Students, teachers, urban foresters and other volunteers planted 10 native trees at Mantua Elementary School in early November. “I found it magical to have ten, tall, beautiful, native trees in the play yard at the end of the day where before there had been none,” said Michele Sullivan, fifth grade teacher, Fairfax County Public Schools. “As a teacher, it was fun to watch the kids planting, learning and enjoying the great outdoors,” she said. “It would be valuable and interesting for students to express what it meant to them to participate in a tree planting through visual or language arts, or data collection to track the growth of the different tree species, or start a photographic record of the trees’ growth. There are so many ways the trees can be a continuing contributor to the students’ education,” Sullivan said.
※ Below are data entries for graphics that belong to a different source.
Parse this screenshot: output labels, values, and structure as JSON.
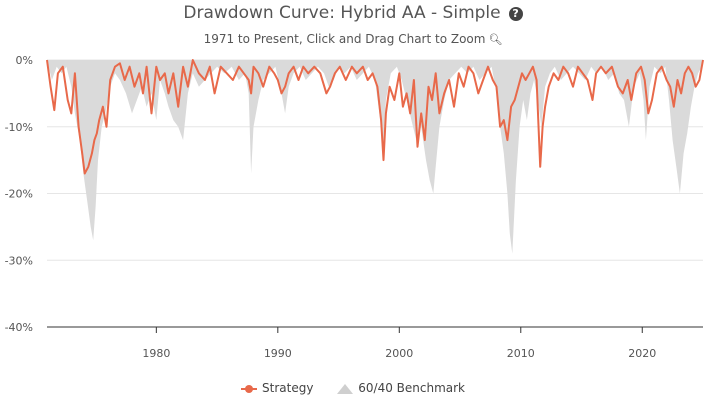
{
  "header": {
    "title": "Drawdown Curve: Hybrid AA - Simple",
    "help_icon": "question-circle-icon",
    "subtitle": "1971 to Present, Click and Drag Chart to Zoom",
    "zoom_icon": "zoom-in-icon"
  },
  "legend": {
    "strategy_label": "Strategy",
    "benchmark_label": "60/40 Benchmark"
  },
  "colors": {
    "strategy": "#e8694a",
    "benchmark": "#dadada",
    "grid": "#e6e6e6",
    "axis": "#333333"
  },
  "chart_data": {
    "type": "area",
    "title": "Drawdown Curve: Hybrid AA - Simple",
    "subtitle": "1971 to Present, Click and Drag Chart to Zoom",
    "x_range": [
      1971,
      2025
    ],
    "ylim": [
      -40,
      0
    ],
    "y_ticks": [
      0,
      -10,
      -20,
      -30,
      -40
    ],
    "y_tick_labels": [
      "0%",
      "-10%",
      "-20%",
      "-30%",
      "-40%"
    ],
    "x_ticks": [
      1980,
      1990,
      2000,
      2010,
      2020
    ],
    "x_tick_labels": [
      "1980",
      "1990",
      "2000",
      "2010",
      "2020"
    ],
    "grid": true,
    "legend_position": "bottom-center",
    "series": [
      {
        "name": "Strategy",
        "kind": "line",
        "x": [
          1971.0,
          1971.3,
          1971.6,
          1971.9,
          1972.3,
          1972.7,
          1973.0,
          1973.3,
          1973.6,
          1973.9,
          1974.1,
          1974.4,
          1974.7,
          1974.9,
          1975.1,
          1975.3,
          1975.6,
          1975.9,
          1976.2,
          1976.6,
          1977.0,
          1977.4,
          1977.8,
          1978.2,
          1978.6,
          1978.9,
          1979.2,
          1979.6,
          1980.0,
          1980.3,
          1980.7,
          1981.0,
          1981.4,
          1981.8,
          1982.2,
          1982.6,
          1983.0,
          1983.5,
          1984.0,
          1984.4,
          1984.8,
          1985.3,
          1985.8,
          1986.3,
          1986.8,
          1987.2,
          1987.6,
          1987.8,
          1988.0,
          1988.4,
          1988.8,
          1989.3,
          1989.7,
          1990.0,
          1990.3,
          1990.6,
          1990.9,
          1991.3,
          1991.7,
          1992.1,
          1992.5,
          1993.0,
          1993.5,
          1994.0,
          1994.3,
          1994.7,
          1995.1,
          1995.6,
          1996.1,
          1996.5,
          1997.0,
          1997.4,
          1997.8,
          1998.2,
          1998.5,
          1998.7,
          1998.9,
          1999.2,
          1999.6,
          2000.0,
          2000.3,
          2000.6,
          2000.9,
          2001.2,
          2001.5,
          2001.8,
          2002.1,
          2002.4,
          2002.7,
          2003.0,
          2003.3,
          2003.7,
          2004.1,
          2004.5,
          2004.9,
          2005.3,
          2005.7,
          2006.1,
          2006.5,
          2006.9,
          2007.3,
          2007.7,
          2008.0,
          2008.3,
          2008.6,
          2008.9,
          2009.2,
          2009.5,
          2009.8,
          2010.1,
          2010.4,
          2010.7,
          2011.0,
          2011.3,
          2011.6,
          2011.8,
          2012.0,
          2012.3,
          2012.7,
          2013.1,
          2013.5,
          2013.9,
          2014.3,
          2014.7,
          2015.1,
          2015.5,
          2015.9,
          2016.2,
          2016.6,
          2017.0,
          2017.5,
          2018.0,
          2018.4,
          2018.8,
          2019.1,
          2019.5,
          2019.9,
          2020.2,
          2020.5,
          2020.8,
          2021.2,
          2021.6,
          2022.0,
          2022.3,
          2022.6,
          2022.9,
          2023.2,
          2023.5,
          2023.8,
          2024.1,
          2024.4,
          2024.7,
          2025.0
        ],
        "values": [
          0,
          -4,
          -7.5,
          -2,
          -1,
          -6,
          -8,
          -2,
          -10,
          -14,
          -17,
          -16,
          -14,
          -12,
          -11,
          -9,
          -7,
          -10,
          -3,
          -1,
          -0.5,
          -3,
          -1,
          -4,
          -2,
          -5,
          -1,
          -8,
          -1,
          -3,
          -2,
          -5,
          -2,
          -7,
          -1,
          -4,
          0,
          -2,
          -3,
          -1,
          -5,
          -1,
          -2,
          -3,
          -1,
          -2,
          -3,
          -5,
          -1,
          -2,
          -4,
          -1,
          -2,
          -3,
          -5,
          -4,
          -2,
          -1,
          -3,
          -1,
          -2,
          -1,
          -2,
          -5,
          -4,
          -2,
          -1,
          -3,
          -1,
          -2,
          -1,
          -3,
          -2,
          -4,
          -9,
          -15,
          -8,
          -4,
          -6,
          -2,
          -7,
          -5,
          -8,
          -3,
          -13,
          -8,
          -12,
          -4,
          -6,
          -2,
          -8,
          -5,
          -3,
          -7,
          -2,
          -4,
          -1,
          -2,
          -5,
          -3,
          -1,
          -3,
          -4,
          -10,
          -9,
          -12,
          -7,
          -6,
          -4,
          -2,
          -3,
          -2,
          -1,
          -3,
          -16,
          -10,
          -7,
          -4,
          -2,
          -3,
          -1,
          -2,
          -4,
          -1,
          -2,
          -3,
          -6,
          -2,
          -1,
          -2,
          -1,
          -4,
          -5,
          -3,
          -6,
          -2,
          -1,
          -3,
          -8,
          -6,
          -2,
          -1,
          -3,
          -4,
          -7,
          -3,
          -5,
          -2,
          -1,
          -2,
          -4,
          -3,
          0
        ]
      },
      {
        "name": "60/40 Benchmark",
        "kind": "area",
        "x": [
          1971.0,
          1971.4,
          1971.8,
          1972.2,
          1972.6,
          1973.0,
          1973.3,
          1973.7,
          1974.0,
          1974.3,
          1974.6,
          1974.8,
          1975.0,
          1975.2,
          1975.5,
          1975.8,
          1976.2,
          1976.6,
          1977.0,
          1977.5,
          1978.0,
          1978.4,
          1978.8,
          1979.2,
          1979.6,
          1980.0,
          1980.3,
          1980.7,
          1981.0,
          1981.4,
          1981.8,
          1982.2,
          1982.6,
          1983.0,
          1983.5,
          1984.0,
          1984.5,
          1985.0,
          1985.6,
          1986.2,
          1986.8,
          1987.3,
          1987.6,
          1987.8,
          1988.0,
          1988.4,
          1988.8,
          1989.3,
          1989.8,
          1990.3,
          1990.6,
          1990.9,
          1991.3,
          1991.8,
          1992.3,
          1992.8,
          1993.3,
          1993.8,
          1994.2,
          1994.6,
          1995.0,
          1995.5,
          1996.0,
          1996.5,
          1997.0,
          1997.5,
          1998.0,
          1998.5,
          1998.7,
          1998.9,
          1999.3,
          1999.8,
          2000.2,
          2000.6,
          2001.0,
          2001.4,
          2001.8,
          2002.2,
          2002.5,
          2002.8,
          2003.0,
          2003.3,
          2003.7,
          2004.1,
          2004.6,
          2005.1,
          2005.6,
          2006.1,
          2006.6,
          2007.1,
          2007.6,
          2008.0,
          2008.3,
          2008.6,
          2008.9,
          2009.1,
          2009.3,
          2009.6,
          2009.9,
          2010.2,
          2010.5,
          2010.8,
          2011.1,
          2011.4,
          2011.7,
          2012.0,
          2012.4,
          2012.8,
          2013.3,
          2013.8,
          2014.3,
          2014.8,
          2015.3,
          2015.8,
          2016.2,
          2016.7,
          2017.2,
          2017.7,
          2018.1,
          2018.5,
          2018.9,
          2019.3,
          2019.8,
          2020.1,
          2020.3,
          2020.6,
          2021.0,
          2021.5,
          2021.9,
          2022.2,
          2022.5,
          2022.8,
          2023.1,
          2023.4,
          2023.7,
          2024.0,
          2024.3,
          2024.6,
          2024.9,
          2025.0
        ],
        "values": [
          0,
          -3,
          -1,
          -2,
          -1,
          -4,
          -8,
          -12,
          -17,
          -21,
          -25,
          -27,
          -22,
          -15,
          -10,
          -8,
          -4,
          -2,
          -3,
          -5,
          -8,
          -6,
          -4,
          -7,
          -5,
          -9,
          -3,
          -5,
          -7,
          -9,
          -10,
          -12,
          -5,
          -2,
          -4,
          -3,
          -2,
          -1,
          -2,
          -1,
          -3,
          -2,
          -5,
          -17,
          -10,
          -6,
          -3,
          -2,
          -1,
          -5,
          -8,
          -4,
          -2,
          -1,
          -3,
          -2,
          -1,
          -2,
          -4,
          -3,
          -1,
          -2,
          -1,
          -3,
          -2,
          -1,
          -3,
          -10,
          -14,
          -6,
          -2,
          -1,
          -3,
          -6,
          -9,
          -12,
          -10,
          -15,
          -18,
          -20,
          -16,
          -10,
          -6,
          -3,
          -2,
          -1,
          -2,
          -1,
          -3,
          -2,
          -1,
          -5,
          -10,
          -14,
          -20,
          -26,
          -29,
          -18,
          -10,
          -6,
          -9,
          -5,
          -3,
          -6,
          -10,
          -4,
          -2,
          -1,
          -3,
          -2,
          -1,
          -2,
          -3,
          -1,
          -2,
          -1,
          -3,
          -2,
          -5,
          -6,
          -10,
          -4,
          -2,
          -6,
          -12,
          -4,
          -1,
          -2,
          -1,
          -6,
          -12,
          -16,
          -20,
          -14,
          -11,
          -7,
          -4,
          -2,
          -1,
          0
        ]
      }
    ]
  }
}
Hugh Whitehead, county urban forester, selected the trees and led the digging and planting. A grant from the county’s Tree Preservation and Planting Fund allowed Whitehead to purchase larger stock trees. “Altogether we planted three river birch, two black gum, two white oak, one willow oak and two American elms that are resistant to Dutch Elm Disease; along with more than one half acre of seedling plantings to the left of the school building that Mantua students planted in May,” Whitehead said.
The planting event at Mantua Elementary School is one of many in which subject matter experts from the Department of Public Works and Environmental Services partner with Fairfax County Public Schools to offer experiential learning opportunities to students in grade and high schools.